The World Health Organization (WHO) has released the information that as of 3 June 2015, 1179 laboratory-confirmed cases of human infection with Middle East respiratory syndrome coronavirus (MERS-CoV) have been reported to WHO since 2012, including at least 442 deaths. Overall, 66 percent of cases reporting gender are male and the median age is 49 years. (The important fact to note is that these figures cover three years, so MERS-CoV is not something that sprang up yesterday.)
To date, 25 countries have reported cases, including countries in the Middle East (Figure 1): Egypt, Iran, Jordan, Kuwait, Lebanon, Oman, Qatar, Saudi Arabia (KSA), United Arab Emirates (UAE) and Yemen; in Africa: Algeria, and Tunisia; in Europe: Austria, France, Germany, Greece, Italy, the Netherlands, Turkey and the United Kingdom; in Asia: China, the Republic of Korea, Malaysia and Philippines; and in North America: the United States of America (USA). The majority of cases (>85 percent) have been reported from KSA. Since May 2015 two new countries have been affected (China and Republic of Korea).
We got over Bird Flu, so where does this one come from?
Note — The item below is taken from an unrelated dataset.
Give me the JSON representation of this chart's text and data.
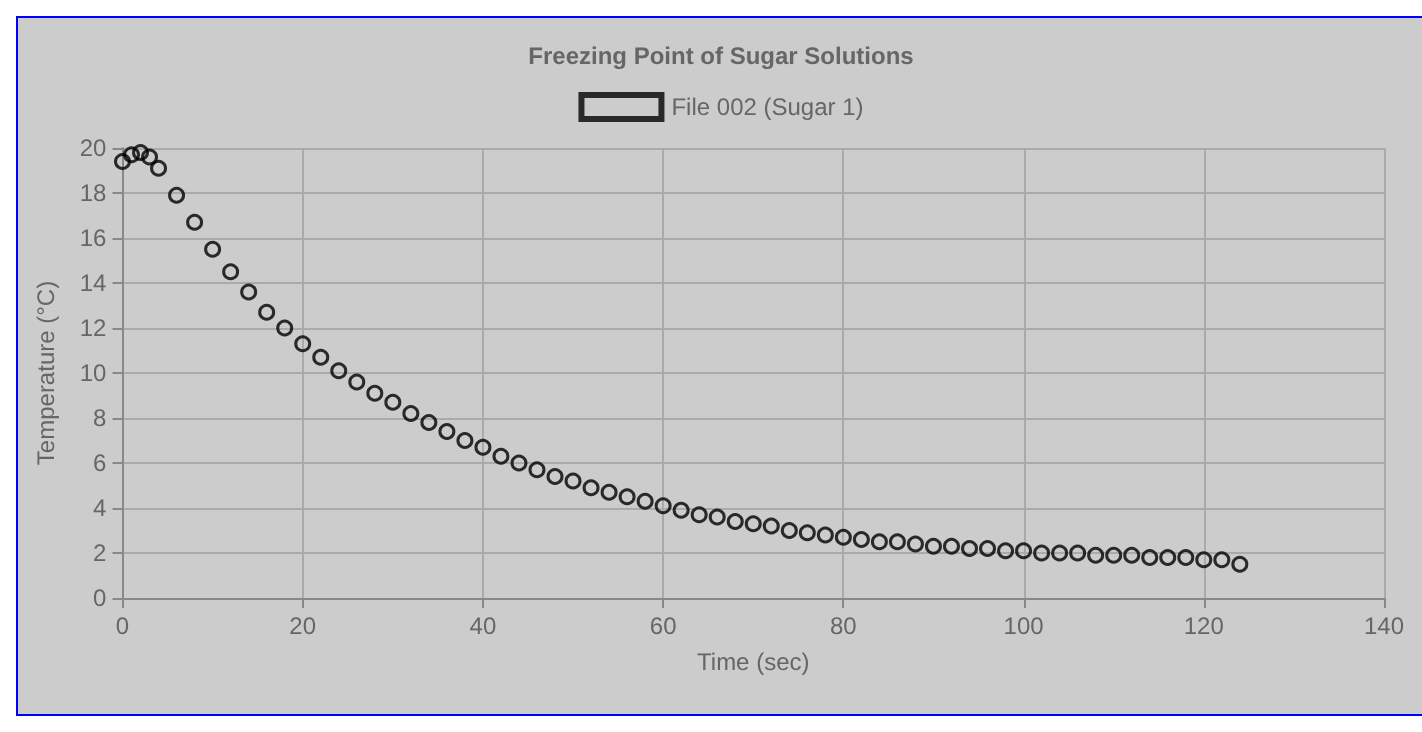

Most infections have occurred in the Middle East and among them, many community-acquired infections are thought to be associated with direct or indirect contact with infected dromedary camels or camel-related products. However, WHO then goes on to state that infection acquired by exposure to camels represent a minority of all cases. (Mass slaughter of camels would be far more difficult than chickens.)
WHO states at this stage, enhancing infection prevention and control awareness and implementation measures is critical to prevent the possible spread of MERS-CoV in healthcare facilities. It is not always possible to identify patients with MERS-CoV early and for this reason, all health care facilities should have standard infection prevention and control practices in place for infectious diseases in general. If MERS-CoV is suspected, policies and procedure for rapid screening and assessment of potential MERS-CoV cases should be in place to ensure rapid care of the patient and to minimize the number of contacts among other patients, visitors and health workers. Droplet precautions, including eye protection, should be added to the standard precautions when providing care to any patient with symptoms of acute respiratory infection.
So, the real situation is that MERS-CoV could be a real threat, but at this stage, watchful waiting is all that is necessary. And yes, we have infection control protocols in this hospital.